A Hog Waste Agreement Lacked Teeth, and Some North Carolinians Say They’re Left to Suffer

Nearly 20 years ago, North Carolina faced a reckoning. Hurricane Floyd inundated the state, flooding the open pits where farmers store hog waste. The nation looked on in horror as pink sludge from the lagoons mingled with rising floodwaters to force stranded animals atop hog houses and drowned thousands of pigs.

November 13, 2018 | Source: ProPublica | by Talia Buford

Today, many farmers continue to store the waste in open pits despite the millions of dollars in private investment spent and years of research and political promises.
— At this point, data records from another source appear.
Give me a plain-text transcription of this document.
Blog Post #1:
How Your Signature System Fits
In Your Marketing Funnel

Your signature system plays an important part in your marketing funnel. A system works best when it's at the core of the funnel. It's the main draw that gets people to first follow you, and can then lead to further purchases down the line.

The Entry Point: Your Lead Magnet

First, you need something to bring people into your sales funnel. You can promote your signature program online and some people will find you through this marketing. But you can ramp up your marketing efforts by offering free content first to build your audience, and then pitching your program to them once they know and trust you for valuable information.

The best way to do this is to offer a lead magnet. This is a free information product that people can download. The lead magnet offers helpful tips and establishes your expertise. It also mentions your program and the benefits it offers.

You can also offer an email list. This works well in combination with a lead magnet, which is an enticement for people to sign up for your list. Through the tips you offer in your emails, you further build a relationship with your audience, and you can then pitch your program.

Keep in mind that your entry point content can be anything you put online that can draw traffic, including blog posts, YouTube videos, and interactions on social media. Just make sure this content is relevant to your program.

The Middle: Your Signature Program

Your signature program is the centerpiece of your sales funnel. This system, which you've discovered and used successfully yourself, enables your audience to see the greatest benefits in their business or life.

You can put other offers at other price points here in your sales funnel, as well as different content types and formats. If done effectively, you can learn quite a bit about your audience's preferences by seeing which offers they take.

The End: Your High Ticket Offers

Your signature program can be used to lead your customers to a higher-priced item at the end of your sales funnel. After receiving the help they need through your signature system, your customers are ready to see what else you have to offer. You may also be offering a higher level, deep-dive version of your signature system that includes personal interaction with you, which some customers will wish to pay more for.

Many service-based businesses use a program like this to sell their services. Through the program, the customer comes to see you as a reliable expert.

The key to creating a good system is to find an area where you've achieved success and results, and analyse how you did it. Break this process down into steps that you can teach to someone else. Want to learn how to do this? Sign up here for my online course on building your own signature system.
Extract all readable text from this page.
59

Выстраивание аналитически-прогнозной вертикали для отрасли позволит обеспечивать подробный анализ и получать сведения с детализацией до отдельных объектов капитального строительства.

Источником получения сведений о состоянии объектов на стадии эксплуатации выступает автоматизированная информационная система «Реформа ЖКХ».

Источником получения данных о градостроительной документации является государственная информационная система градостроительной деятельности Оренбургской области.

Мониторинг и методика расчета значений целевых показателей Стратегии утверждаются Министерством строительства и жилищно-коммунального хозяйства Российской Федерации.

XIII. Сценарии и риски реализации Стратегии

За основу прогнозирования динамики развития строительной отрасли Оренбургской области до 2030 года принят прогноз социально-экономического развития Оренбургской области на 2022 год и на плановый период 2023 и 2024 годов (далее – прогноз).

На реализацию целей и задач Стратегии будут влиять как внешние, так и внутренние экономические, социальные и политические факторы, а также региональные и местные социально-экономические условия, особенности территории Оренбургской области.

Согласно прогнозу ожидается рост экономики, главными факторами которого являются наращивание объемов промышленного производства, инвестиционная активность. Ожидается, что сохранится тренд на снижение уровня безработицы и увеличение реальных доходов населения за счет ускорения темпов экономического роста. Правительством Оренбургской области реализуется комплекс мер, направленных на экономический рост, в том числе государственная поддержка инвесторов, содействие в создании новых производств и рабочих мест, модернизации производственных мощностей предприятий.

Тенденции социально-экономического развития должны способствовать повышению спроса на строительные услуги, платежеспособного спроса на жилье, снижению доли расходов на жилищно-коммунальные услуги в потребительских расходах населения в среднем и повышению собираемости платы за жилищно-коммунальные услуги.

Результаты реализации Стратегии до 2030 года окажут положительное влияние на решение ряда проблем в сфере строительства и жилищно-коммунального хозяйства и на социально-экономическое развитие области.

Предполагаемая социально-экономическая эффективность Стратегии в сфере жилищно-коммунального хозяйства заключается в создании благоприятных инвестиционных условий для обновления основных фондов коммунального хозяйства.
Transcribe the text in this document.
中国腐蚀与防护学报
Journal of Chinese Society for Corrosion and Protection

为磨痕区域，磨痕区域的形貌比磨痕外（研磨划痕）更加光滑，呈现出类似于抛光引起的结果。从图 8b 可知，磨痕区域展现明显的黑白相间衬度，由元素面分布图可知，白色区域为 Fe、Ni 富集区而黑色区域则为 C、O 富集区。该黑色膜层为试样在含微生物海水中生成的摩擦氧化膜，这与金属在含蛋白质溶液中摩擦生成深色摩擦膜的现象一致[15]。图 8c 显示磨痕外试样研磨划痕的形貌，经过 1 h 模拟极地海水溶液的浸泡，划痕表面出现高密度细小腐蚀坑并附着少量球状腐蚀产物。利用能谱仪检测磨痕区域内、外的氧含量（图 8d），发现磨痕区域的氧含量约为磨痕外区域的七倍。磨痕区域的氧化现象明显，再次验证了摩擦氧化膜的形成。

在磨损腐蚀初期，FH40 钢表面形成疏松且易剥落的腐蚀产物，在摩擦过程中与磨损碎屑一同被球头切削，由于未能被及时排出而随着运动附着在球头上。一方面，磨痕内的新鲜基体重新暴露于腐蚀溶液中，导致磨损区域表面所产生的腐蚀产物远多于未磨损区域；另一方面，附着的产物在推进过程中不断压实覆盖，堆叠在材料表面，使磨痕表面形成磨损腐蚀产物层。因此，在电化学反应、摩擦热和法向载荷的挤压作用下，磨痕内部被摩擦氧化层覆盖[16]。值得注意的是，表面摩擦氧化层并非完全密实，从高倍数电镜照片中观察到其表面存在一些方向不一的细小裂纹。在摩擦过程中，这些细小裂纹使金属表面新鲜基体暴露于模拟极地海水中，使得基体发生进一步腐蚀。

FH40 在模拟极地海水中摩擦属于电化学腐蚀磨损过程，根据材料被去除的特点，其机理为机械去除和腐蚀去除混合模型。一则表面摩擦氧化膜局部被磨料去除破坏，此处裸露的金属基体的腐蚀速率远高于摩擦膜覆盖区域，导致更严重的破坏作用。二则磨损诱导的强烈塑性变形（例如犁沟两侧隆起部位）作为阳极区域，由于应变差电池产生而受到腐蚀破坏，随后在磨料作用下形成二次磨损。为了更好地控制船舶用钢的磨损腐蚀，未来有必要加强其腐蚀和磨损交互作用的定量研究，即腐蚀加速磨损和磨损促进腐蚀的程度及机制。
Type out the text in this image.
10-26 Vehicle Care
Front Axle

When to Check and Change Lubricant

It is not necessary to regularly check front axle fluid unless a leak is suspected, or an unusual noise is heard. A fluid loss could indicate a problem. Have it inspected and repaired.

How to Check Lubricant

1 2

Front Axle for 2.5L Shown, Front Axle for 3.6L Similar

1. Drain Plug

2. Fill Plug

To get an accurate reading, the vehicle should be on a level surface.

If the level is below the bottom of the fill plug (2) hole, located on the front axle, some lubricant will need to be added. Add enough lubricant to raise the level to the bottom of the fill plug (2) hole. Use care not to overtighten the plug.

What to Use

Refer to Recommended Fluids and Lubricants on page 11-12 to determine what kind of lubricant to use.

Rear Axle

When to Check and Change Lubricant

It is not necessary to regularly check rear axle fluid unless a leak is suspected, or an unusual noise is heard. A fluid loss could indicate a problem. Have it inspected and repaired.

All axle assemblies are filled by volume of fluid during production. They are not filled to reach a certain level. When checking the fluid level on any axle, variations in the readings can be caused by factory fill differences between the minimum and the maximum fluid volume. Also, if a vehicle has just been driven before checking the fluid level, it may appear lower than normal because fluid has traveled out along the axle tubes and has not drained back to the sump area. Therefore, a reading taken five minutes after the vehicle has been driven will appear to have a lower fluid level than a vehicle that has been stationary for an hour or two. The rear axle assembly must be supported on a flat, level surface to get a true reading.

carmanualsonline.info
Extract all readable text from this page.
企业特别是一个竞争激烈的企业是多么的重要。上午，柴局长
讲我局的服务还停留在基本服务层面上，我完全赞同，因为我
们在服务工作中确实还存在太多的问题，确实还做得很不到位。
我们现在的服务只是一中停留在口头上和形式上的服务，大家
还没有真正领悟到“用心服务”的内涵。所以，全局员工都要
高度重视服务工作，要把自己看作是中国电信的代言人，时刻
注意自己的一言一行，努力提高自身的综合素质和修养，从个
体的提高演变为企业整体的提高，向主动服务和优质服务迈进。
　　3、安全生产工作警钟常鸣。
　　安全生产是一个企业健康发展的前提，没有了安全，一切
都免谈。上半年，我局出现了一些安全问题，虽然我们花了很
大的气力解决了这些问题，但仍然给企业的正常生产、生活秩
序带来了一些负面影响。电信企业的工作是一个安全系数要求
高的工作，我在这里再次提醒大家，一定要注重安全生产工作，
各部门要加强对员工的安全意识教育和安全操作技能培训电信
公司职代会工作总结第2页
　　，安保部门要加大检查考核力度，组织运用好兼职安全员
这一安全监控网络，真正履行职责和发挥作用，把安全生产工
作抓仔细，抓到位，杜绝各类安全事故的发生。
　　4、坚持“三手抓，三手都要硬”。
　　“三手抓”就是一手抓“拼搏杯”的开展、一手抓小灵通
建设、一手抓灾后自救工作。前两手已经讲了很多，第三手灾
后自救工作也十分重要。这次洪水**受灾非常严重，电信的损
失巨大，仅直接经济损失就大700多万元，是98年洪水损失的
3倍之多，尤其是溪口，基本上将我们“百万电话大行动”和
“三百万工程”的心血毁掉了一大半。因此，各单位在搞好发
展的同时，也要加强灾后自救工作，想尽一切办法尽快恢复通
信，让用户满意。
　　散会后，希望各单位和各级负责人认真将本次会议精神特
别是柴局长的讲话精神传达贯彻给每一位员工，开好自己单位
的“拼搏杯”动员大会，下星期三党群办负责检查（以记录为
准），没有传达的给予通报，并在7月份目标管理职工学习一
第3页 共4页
The practice grows more hazardous with each hurricane that pounds the state.

The lagoons were supposed to be gone by now.

Nearly 20 years ago, North Carolina faced a reckoning. Hurricane Floyd inundated the state, flooding the open pits where farmers store hog waste. The nation looked on in horror as pink sludge from the lagoons mingled with rising floodwaters to force stranded animals atop hog houses and drowned thousands of pigs.

State officials vowed change and in 2000 delivered a plan. The centerpiece was an agreement with Smithfield Foods, the world’s leading pork producer and one of North Carolina’s biggest businesses. Smithfield agreed to finance research into alternatives to the lagoons and to install within three years whatever system emerged as environmentally effective and economically viable.